Question: The velocity of light above a hot surface decreases with the height from that surface. The velocity is given by $v=v_0(\frac{1-y}{\alpha})$ where $y$ is the vertical distance above the starting position. Show that the path taken by light from $(0,0)$ to $(2X,0)$ is the arc of a circle centered at $(X,\alpha)$. Note that the origin is chosen to be well above the ground, so that $y<0$ is allowable.

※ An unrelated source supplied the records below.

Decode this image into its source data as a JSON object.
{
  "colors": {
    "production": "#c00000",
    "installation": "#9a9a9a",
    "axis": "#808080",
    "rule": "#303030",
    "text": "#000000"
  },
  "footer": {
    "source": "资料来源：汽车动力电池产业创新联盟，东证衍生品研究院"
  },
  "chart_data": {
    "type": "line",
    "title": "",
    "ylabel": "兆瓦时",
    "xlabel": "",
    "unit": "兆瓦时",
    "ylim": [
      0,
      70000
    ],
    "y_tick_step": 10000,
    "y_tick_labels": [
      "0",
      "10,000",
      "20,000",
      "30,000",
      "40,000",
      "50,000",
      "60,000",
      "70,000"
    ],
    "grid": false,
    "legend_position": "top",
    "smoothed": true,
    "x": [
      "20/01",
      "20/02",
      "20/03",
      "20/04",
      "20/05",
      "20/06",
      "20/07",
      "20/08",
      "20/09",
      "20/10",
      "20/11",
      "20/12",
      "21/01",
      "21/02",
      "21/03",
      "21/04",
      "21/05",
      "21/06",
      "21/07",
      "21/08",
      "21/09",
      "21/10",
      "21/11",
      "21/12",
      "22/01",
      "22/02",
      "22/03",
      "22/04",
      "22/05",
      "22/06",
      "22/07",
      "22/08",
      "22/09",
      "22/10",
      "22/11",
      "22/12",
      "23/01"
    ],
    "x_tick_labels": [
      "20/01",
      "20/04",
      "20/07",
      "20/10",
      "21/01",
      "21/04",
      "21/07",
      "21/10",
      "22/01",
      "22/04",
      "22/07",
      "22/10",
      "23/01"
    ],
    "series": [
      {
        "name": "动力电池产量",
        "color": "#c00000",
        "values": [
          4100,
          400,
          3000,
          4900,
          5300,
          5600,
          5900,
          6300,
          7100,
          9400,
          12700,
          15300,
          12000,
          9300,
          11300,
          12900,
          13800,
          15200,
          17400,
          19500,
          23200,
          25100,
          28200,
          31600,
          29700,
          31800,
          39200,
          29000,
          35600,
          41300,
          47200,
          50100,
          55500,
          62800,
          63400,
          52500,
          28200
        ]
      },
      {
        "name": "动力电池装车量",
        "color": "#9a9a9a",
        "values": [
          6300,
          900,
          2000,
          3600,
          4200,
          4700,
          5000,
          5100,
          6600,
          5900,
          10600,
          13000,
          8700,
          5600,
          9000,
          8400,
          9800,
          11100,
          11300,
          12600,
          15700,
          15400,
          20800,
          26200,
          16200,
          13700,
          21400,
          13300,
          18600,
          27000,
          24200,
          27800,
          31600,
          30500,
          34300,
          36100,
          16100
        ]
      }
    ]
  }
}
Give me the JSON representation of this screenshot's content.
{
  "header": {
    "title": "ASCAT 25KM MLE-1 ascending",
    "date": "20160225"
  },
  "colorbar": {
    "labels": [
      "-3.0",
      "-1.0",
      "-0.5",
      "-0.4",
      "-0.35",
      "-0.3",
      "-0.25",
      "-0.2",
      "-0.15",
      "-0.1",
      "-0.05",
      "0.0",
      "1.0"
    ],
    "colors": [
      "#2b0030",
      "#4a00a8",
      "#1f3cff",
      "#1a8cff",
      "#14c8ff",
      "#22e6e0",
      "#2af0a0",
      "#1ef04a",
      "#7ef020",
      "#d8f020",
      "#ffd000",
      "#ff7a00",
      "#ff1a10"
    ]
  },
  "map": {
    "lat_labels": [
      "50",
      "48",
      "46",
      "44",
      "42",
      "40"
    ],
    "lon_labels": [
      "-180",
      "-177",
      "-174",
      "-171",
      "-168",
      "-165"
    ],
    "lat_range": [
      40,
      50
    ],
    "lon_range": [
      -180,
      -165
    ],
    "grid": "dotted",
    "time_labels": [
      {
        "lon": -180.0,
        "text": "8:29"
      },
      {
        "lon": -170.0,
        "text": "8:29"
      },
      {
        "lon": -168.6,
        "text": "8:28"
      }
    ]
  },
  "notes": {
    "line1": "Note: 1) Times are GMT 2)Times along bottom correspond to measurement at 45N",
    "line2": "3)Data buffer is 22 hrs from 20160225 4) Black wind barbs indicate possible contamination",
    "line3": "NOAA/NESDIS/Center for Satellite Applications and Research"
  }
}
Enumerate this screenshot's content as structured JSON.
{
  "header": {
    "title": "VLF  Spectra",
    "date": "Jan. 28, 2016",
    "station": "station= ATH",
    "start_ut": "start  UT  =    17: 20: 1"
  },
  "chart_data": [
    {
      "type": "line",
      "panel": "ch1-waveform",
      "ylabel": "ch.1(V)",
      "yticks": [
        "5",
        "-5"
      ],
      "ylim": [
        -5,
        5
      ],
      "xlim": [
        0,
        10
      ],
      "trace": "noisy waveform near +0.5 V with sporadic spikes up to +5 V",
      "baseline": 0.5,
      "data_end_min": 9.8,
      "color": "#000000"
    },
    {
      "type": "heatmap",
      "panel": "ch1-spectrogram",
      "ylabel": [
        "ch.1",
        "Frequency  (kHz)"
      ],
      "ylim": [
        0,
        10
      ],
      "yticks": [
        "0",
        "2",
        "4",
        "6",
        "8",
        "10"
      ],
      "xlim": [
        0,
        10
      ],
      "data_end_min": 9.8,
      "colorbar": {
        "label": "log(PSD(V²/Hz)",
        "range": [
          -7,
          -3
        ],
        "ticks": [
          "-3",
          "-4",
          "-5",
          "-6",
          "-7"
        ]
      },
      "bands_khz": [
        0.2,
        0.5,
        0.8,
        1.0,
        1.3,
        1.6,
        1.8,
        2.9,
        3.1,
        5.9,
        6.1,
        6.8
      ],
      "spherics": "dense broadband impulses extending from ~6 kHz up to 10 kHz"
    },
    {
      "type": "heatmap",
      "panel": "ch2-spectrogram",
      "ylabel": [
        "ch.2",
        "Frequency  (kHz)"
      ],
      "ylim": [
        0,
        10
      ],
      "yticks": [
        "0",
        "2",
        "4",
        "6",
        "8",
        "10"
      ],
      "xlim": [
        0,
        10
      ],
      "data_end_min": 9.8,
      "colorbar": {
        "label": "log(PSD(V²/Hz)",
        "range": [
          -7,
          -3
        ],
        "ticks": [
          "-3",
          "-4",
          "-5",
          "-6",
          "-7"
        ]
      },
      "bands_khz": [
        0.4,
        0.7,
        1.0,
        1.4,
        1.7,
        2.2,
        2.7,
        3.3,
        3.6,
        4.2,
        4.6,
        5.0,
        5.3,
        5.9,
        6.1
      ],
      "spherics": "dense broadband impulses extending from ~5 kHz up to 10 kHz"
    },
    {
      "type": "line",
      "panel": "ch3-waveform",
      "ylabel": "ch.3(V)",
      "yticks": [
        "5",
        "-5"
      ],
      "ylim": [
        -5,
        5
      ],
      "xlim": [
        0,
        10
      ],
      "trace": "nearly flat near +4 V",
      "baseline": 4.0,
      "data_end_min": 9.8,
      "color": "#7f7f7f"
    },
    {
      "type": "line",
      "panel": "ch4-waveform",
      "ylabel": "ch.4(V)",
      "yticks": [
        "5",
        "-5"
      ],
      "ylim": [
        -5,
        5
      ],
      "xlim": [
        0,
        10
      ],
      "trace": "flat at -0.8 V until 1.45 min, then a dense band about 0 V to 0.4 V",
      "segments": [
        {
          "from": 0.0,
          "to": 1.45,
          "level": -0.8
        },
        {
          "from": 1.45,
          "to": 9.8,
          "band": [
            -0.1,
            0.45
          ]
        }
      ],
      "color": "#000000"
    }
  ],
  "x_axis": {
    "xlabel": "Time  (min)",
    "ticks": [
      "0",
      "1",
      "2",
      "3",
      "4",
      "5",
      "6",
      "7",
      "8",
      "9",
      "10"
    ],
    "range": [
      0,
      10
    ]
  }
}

Attempt at a solution: After working through from the velocity relation given in the question, we get the following ODE: $\dfrac 1{v_0 (\frac{1+y}{\alpha})\sqrt{1+y ^2}}=-C$ where $C$ is a constant.
We're trying to enter it into Mathematica to hopefully come up with the solution, and show this resembles something similar to a circle.
The question concerns the light path in a vertically inhomogeneous medium with the velocity $v(y)$ supposed linearly dependent on the height $y(x)$.
Here $$v=v_0\left(1-\frac y\alpha \right)$$From Fermat's principle one obtains the ode $$\frac 1{v\sqrt{1+y'^2}}=\text{const}$$Here one solves the "boundary value problem" $$\begin {cases}y'=\dfrac{\sqrt {\alpha^2-C^2v_0^2\,(y-\alpha)^2}}{Cv_0\,(y-\alpha)} \\ \\ \\y(0)=0 \\ \\ y(2X)=0 \end {cases}$$The ode is solved by separation of variables remembering that $(\sqrt u)'=u'/(2\sqrt u)$.
One obtains $$\sqrt {\alpha^2-C^2v_0^2\,(y-\alpha)^2}=Cv_0(x+B)$$ with $$\begin {cases} B=-X \\ \\ C=\dfrac \alpha{v_0\sqrt{X^2+\alpha^2}}\end {cases}$$Finally the equation of the circle $$(x-X)^2+(y-\alpha)^2=X^2+\alpha^2$$ I used a CAS to check the steps but not an ode solver.